Blog | Monday, August 26, 2013

QD: News Every Day--9 out of 10 doctors accept Medicare, a rate that remains steady

Office-based doctors have steadily continued to accept Medicare patients in recent years, at a rate of about nine out of 10, the Department of Health and Human Services reported.

According to federal survey data, the percentage of all office-based physicians who report accepting new Medicare patients has not changed significantly between 2005 and 2012, with 87.9% of physicians accepting new Medicare patients in 2005 and 90.7% in 2012.

The National Center for Health Statistics analyzed seven years of federal survey data from the National Ambulatory Medical Care Survey to draw its conclusions, which it reported online.

About 650,000 physicians participated in Medicare in 2011 and nearly 1 million clinicians did. A possible increase in the number of providers opting out was offset by an increase in the share of other physicians who accept new Medicare patients, the agency reported.

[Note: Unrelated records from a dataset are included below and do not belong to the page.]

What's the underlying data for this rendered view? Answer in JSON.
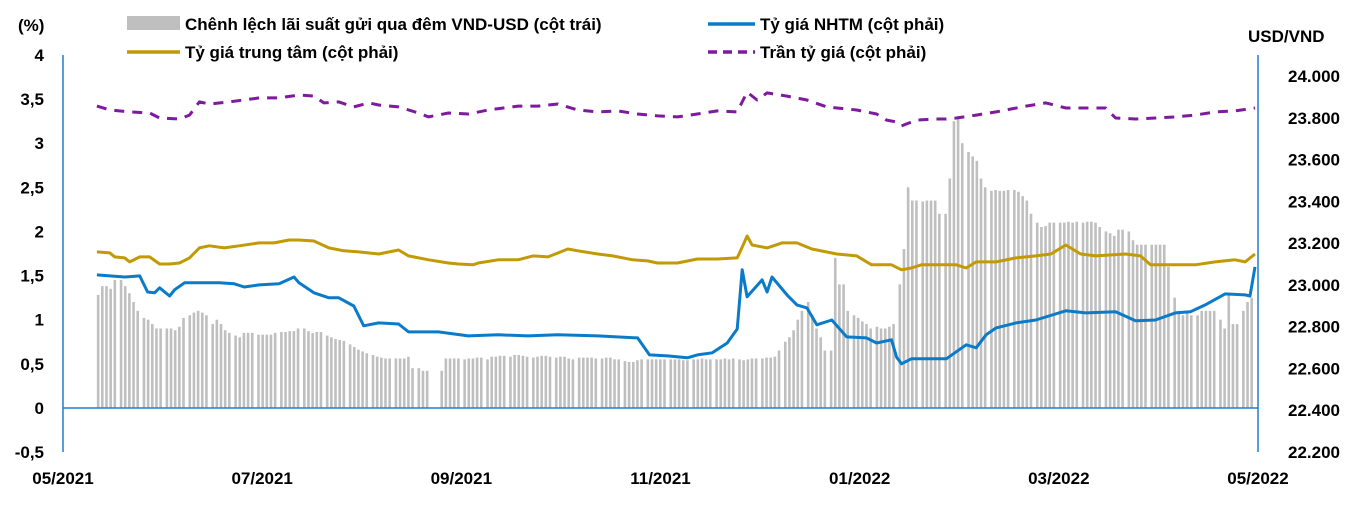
{
  "chart_data": {
    "type": "bar+line",
    "title": "",
    "left_axis": {
      "label": "(%)",
      "range": [
        -0.5,
        4
      ],
      "ticks": [
        "-0,5",
        "0",
        "0,5",
        "1",
        "1,5",
        "2",
        "2,5",
        "3",
        "3,5",
        "4"
      ],
      "tick_values": [
        -0.5,
        0,
        0.5,
        1,
        1.5,
        2,
        2.5,
        3,
        3.5,
        4
      ]
    },
    "right_axis": {
      "label": "USD/VND",
      "range": [
        22200,
        24000
      ],
      "ticks": [
        "22.200",
        "22.400",
        "22.600",
        "22.800",
        "23.000",
        "23.200",
        "23.400",
        "23.600",
        "23.800",
        "24.000"
      ],
      "tick_values": [
        22200,
        22400,
        22600,
        22800,
        23000,
        23200,
        23400,
        23600,
        23800,
        24000
      ]
    },
    "x_axis": {
      "unit": "months since 05/2021",
      "range": [
        0,
        12
      ],
      "ticks": [
        "05/2021",
        "07/2021",
        "09/2021",
        "11/2021",
        "01/2022",
        "03/2022",
        "05/2022"
      ],
      "tick_values": [
        0,
        2,
        4,
        6,
        8,
        10,
        12
      ]
    },
    "legend": {
      "placement": "top",
      "items": [
        {
          "label": "Chênh lệch lãi suất gửi qua đêm VND-USD (cột trái)",
          "color": "#bfbfbf",
          "style": "bar"
        },
        {
          "label": "Tỷ giá NHTM (cột phải)",
          "color": "#0a7bc8",
          "style": "solid"
        },
        {
          "label": "Tỷ giá trung tâm (cột phải)",
          "color": "#c19a06",
          "style": "solid"
        },
        {
          "label": "Trần tỷ giá (cột phải)",
          "color": "#7f1a9e",
          "style": "dashed"
        }
      ]
    },
    "bars": {
      "name": "Chênh lệch lãi suất gửi qua đêm VND-USD (cột trái)",
      "axis": "left",
      "first_week_month": 0.35,
      "week_step_month": 0.23,
      "weekly_daily_values": [
        [
          1.28,
          1.38,
          1.38,
          1.35,
          1.45
        ],
        [
          1.45,
          1.38,
          1.3,
          1.2,
          1.1
        ],
        [
          1.02,
          1.0,
          0.95,
          0.9,
          0.9
        ],
        [
          0.9,
          0.9,
          0.88,
          0.92,
          1.02
        ],
        [
          1.05,
          1.08,
          1.1,
          1.08,
          1.05
        ],
        [
          0.95,
          1.0,
          0.95,
          0.88,
          0.85
        ],
        [
          0.82,
          0.8,
          0.85,
          0.85,
          0.85
        ],
        [
          0.83,
          0.83,
          0.83,
          0.83,
          0.85
        ],
        [
          0.86,
          0.86,
          0.87,
          0.87,
          0.9
        ],
        [
          0.9,
          0.87,
          0.85,
          0.86,
          0.86
        ],
        [
          0.82,
          0.8,
          0.78,
          0.77,
          0.76
        ],
        [
          0.72,
          0.69,
          0.66,
          0.64,
          0.62
        ],
        [
          0.6,
          0.58,
          0.57,
          0.56,
          0.56
        ],
        [
          0.56,
          0.56,
          0.56,
          0.58,
          0.45
        ],
        [
          0.45,
          0.42,
          0.42
        ],
        [
          0.42,
          0.56,
          0.56,
          0.56,
          0.56
        ],
        [
          0.55,
          0.56,
          0.56,
          0.57,
          0.57
        ],
        [
          0.55,
          0.58,
          0.58,
          0.59,
          0.59
        ],
        [
          0.58,
          0.6,
          0.6,
          0.59,
          0.58
        ],
        [
          0.57,
          0.58,
          0.59,
          0.59,
          0.58
        ],
        [
          0.57,
          0.58,
          0.58,
          0.56,
          0.55
        ],
        [
          0.57,
          0.57,
          0.57,
          0.57,
          0.56
        ],
        [
          0.56,
          0.57,
          0.57,
          0.55,
          0.55
        ],
        [
          0.53,
          0.52,
          0.52,
          0.54,
          0.55
        ],
        [
          0.55,
          0.55,
          0.55,
          0.55,
          0.55
        ],
        [
          0.55,
          0.55,
          0.55,
          0.54,
          0.54
        ],
        [
          0.55,
          0.55,
          0.56,
          0.55,
          0.55
        ],
        [
          0.55,
          0.55,
          0.56,
          0.55,
          0.56
        ],
        [
          0.55,
          0.54,
          0.55,
          0.56,
          0.56
        ],
        [
          0.56,
          0.57,
          0.57,
          0.58,
          0.65
        ],
        [
          0.75,
          0.8,
          0.88,
          1.0,
          1.1
        ],
        [
          1.2,
          1.05,
          0.9,
          0.8,
          0.65
        ],
        [
          0.65,
          1.7,
          1.4,
          1.4,
          1.1
        ],
        [
          1.05,
          1.02,
          0.98,
          0.95,
          0.9
        ],
        [
          0.92,
          0.9,
          0.9,
          0.92,
          0.95
        ],
        [
          1.4,
          1.8,
          2.5,
          2.35,
          2.35
        ],
        [
          2.34,
          2.35,
          2.35,
          2.35,
          2.2
        ],
        [
          2.2,
          2.6,
          3.25,
          3.3,
          3.0
        ],
        [
          2.9,
          2.85,
          2.8,
          2.6,
          2.5
        ],
        [
          2.46,
          2.47,
          2.46,
          2.46,
          2.47
        ],
        [
          2.47,
          2.45,
          2.4,
          2.35,
          2.2
        ],
        [
          2.1,
          2.05,
          2.06,
          2.1,
          2.1
        ],
        [
          2.1,
          2.1,
          2.11,
          2.1,
          2.11
        ],
        [
          2.1,
          2.11,
          2.11,
          2.1,
          2.05
        ],
        [
          2.0,
          1.98,
          1.95,
          2.02,
          2.02
        ],
        [
          2.0,
          1.9,
          1.85,
          1.85,
          1.85
        ],
        [
          1.85,
          1.85,
          1.85,
          1.85,
          1.6
        ],
        [
          1.25,
          1.1,
          1.05,
          1.1,
          1.05
        ],
        [
          1.05,
          1.1,
          1.1,
          1.1,
          1.1
        ],
        [
          1.0,
          0.9,
          1.3,
          0.95,
          0.95
        ],
        [
          1.1,
          1.2,
          1.25
        ]
      ]
    },
    "series": [
      {
        "name": "Tỷ giá NHTM (cột phải)",
        "axis": "right",
        "x": [
          0.34,
          0.47,
          0.62,
          0.77,
          0.85,
          0.92,
          0.97,
          1.07,
          1.12,
          1.22,
          1.37,
          1.57,
          1.72,
          1.82,
          1.97,
          2.17,
          2.32,
          2.37,
          2.52,
          2.67,
          2.77,
          2.92,
          3.02,
          3.17,
          3.37,
          3.47,
          3.77,
          4.07,
          4.37,
          4.67,
          4.97,
          5.37,
          5.77,
          5.89,
          6.07,
          6.27,
          6.37,
          6.52,
          6.67,
          6.77,
          6.82,
          6.87,
          7.02,
          7.07,
          7.12,
          7.27,
          7.37,
          7.47,
          7.57,
          7.72,
          7.87,
          8.07,
          8.17,
          8.32,
          8.37,
          8.42,
          8.52,
          8.87,
          9.07,
          9.17,
          9.27,
          9.37,
          9.57,
          9.77,
          10.07,
          10.27,
          10.57,
          10.77,
          10.97,
          11.17,
          11.32,
          11.47,
          11.67,
          11.87,
          11.92,
          11.97
        ],
        "y": [
          23048,
          23043,
          23038,
          23043,
          22966,
          22962,
          22986,
          22947,
          22976,
          23010,
          23010,
          23010,
          23005,
          22990,
          23000,
          23005,
          23038,
          23010,
          22962,
          22938,
          22938,
          22899,
          22804,
          22818,
          22813,
          22775,
          22775,
          22756,
          22761,
          22756,
          22761,
          22756,
          22746,
          22665,
          22660,
          22651,
          22665,
          22675,
          22722,
          22789,
          23072,
          22943,
          23024,
          22966,
          23038,
          22952,
          22904,
          22890,
          22809,
          22832,
          22751,
          22746,
          22722,
          22737,
          22655,
          22622,
          22646,
          22646,
          22713,
          22699,
          22761,
          22794,
          22818,
          22832,
          22876,
          22866,
          22871,
          22828,
          22832,
          22866,
          22871,
          22904,
          22957,
          22952,
          22947,
          23086
        ]
      },
      {
        "name": "Tỷ giá trung tâm (cột phải)",
        "axis": "right",
        "x": [
          0.34,
          0.47,
          0.52,
          0.62,
          0.67,
          0.77,
          0.87,
          0.97,
          1.07,
          1.17,
          1.27,
          1.37,
          1.47,
          1.62,
          1.77,
          1.97,
          2.12,
          2.27,
          2.37,
          2.52,
          2.67,
          2.82,
          2.97,
          3.17,
          3.37,
          3.47,
          3.67,
          3.87,
          3.97,
          4.12,
          4.17,
          4.37,
          4.57,
          4.72,
          4.87,
          5.07,
          5.17,
          5.37,
          5.52,
          5.72,
          5.87,
          5.97,
          6.17,
          6.37,
          6.57,
          6.77,
          6.82,
          6.87,
          6.92,
          7.07,
          7.22,
          7.37,
          7.52,
          7.77,
          7.97,
          8.12,
          8.32,
          8.42,
          8.52,
          8.62,
          8.82,
          8.97,
          9.07,
          9.17,
          9.37,
          9.57,
          9.77,
          9.92,
          10.07,
          10.22,
          10.37,
          10.67,
          10.82,
          10.92,
          11.17,
          11.37,
          11.57,
          11.77,
          11.87,
          11.97
        ],
        "y": [
          23158,
          23153,
          23134,
          23129,
          23110,
          23134,
          23134,
          23100,
          23100,
          23105,
          23129,
          23177,
          23187,
          23177,
          23187,
          23201,
          23201,
          23215,
          23215,
          23210,
          23177,
          23163,
          23158,
          23148,
          23167,
          23139,
          23120,
          23105,
          23100,
          23096,
          23105,
          23120,
          23120,
          23139,
          23134,
          23172,
          23163,
          23148,
          23139,
          23120,
          23115,
          23105,
          23105,
          23124,
          23124,
          23129,
          23181,
          23234,
          23191,
          23177,
          23201,
          23201,
          23172,
          23148,
          23139,
          23096,
          23096,
          23072,
          23081,
          23096,
          23096,
          23096,
          23081,
          23110,
          23110,
          23129,
          23139,
          23148,
          23191,
          23148,
          23139,
          23148,
          23139,
          23096,
          23096,
          23096,
          23110,
          23120,
          23110,
          23148
        ]
      },
      {
        "name": "Trần tỷ giá (cột phải)",
        "axis": "right",
        "x": [
          0.34,
          0.47,
          0.67,
          0.87,
          0.97,
          1.17,
          1.27,
          1.37,
          1.47,
          1.67,
          1.97,
          2.17,
          2.37,
          2.52,
          2.62,
          2.77,
          2.92,
          3.07,
          3.17,
          3.37,
          3.57,
          3.67,
          3.87,
          4.07,
          4.27,
          4.57,
          4.77,
          4.97,
          5.17,
          5.37,
          5.57,
          5.77,
          5.97,
          6.17,
          6.37,
          6.57,
          6.77,
          6.87,
          6.97,
          7.07,
          7.27,
          7.47,
          7.67,
          7.97,
          8.17,
          8.27,
          8.37,
          8.42,
          8.57,
          8.77,
          8.87,
          8.97,
          9.17,
          9.37,
          9.67,
          9.87,
          10.07,
          10.27,
          10.47,
          10.57,
          10.77,
          10.97,
          11.17,
          11.37,
          11.57,
          11.77,
          11.97
        ],
        "y": [
          23856,
          23837,
          23828,
          23823,
          23799,
          23794,
          23813,
          23876,
          23866,
          23876,
          23895,
          23895,
          23909,
          23904,
          23871,
          23876,
          23852,
          23871,
          23861,
          23852,
          23823,
          23804,
          23823,
          23818,
          23837,
          23856,
          23856,
          23866,
          23837,
          23828,
          23833,
          23818,
          23809,
          23804,
          23818,
          23833,
          23828,
          23923,
          23885,
          23919,
          23904,
          23885,
          23852,
          23837,
          23818,
          23789,
          23780,
          23761,
          23789,
          23794,
          23794,
          23799,
          23813,
          23828,
          23856,
          23871,
          23847,
          23847,
          23847,
          23799,
          23794,
          23799,
          23804,
          23813,
          23828,
          23833,
          23847
        ]
      }
    ]
  }
}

Compared to the number of physicians who accept new patients with private insurance, the percentage of physicians accepting new Medicare patients for most of 2005 through 2012. And, the percentage accepting new Medicare patients may have increased slightly in 2011-12 while the percentage accepting new privately insured patients may have decreased slightly.

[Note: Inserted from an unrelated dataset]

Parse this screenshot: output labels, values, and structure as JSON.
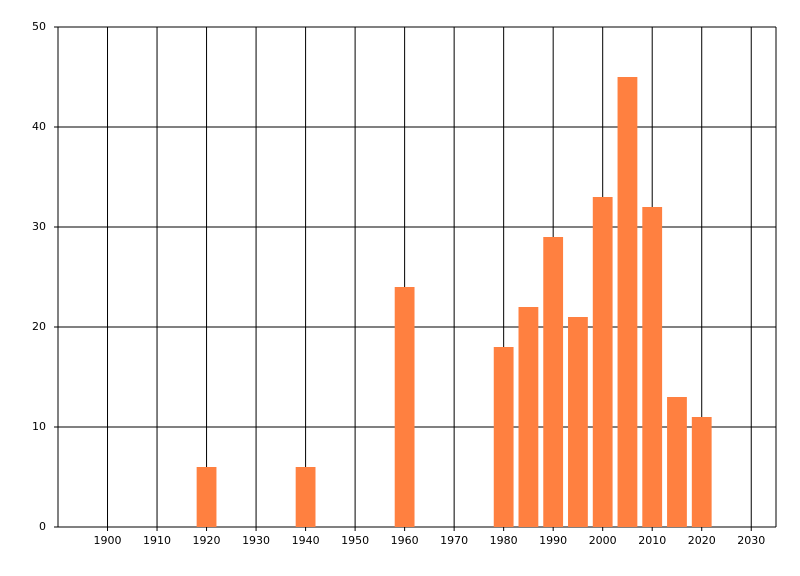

More than three-quarters of Medicare beneficiaries reported no delays in getting care, the report continued. The Medicare Payment Advisory Commission (MedPAC), an independent Congressional agency that advises Congress, conducted an annual survey of 4,000 Medicare beneficiaries and 4,000 privately insured individuals age 50-64. In 2012, 77% of Medicare beneficiaries reported they never experienced an unwanted delay in getting an appointment for routine care, compared with 76% in 2008. These rates were comparable to people with private insurance. The large majority of beneficiaries had no problems getting an appointment with a new physician, the report stated, and Medicare beneficiaries were less likely than the privately insured to report forgoing needed medical care (8% vs. 11%) in 2012.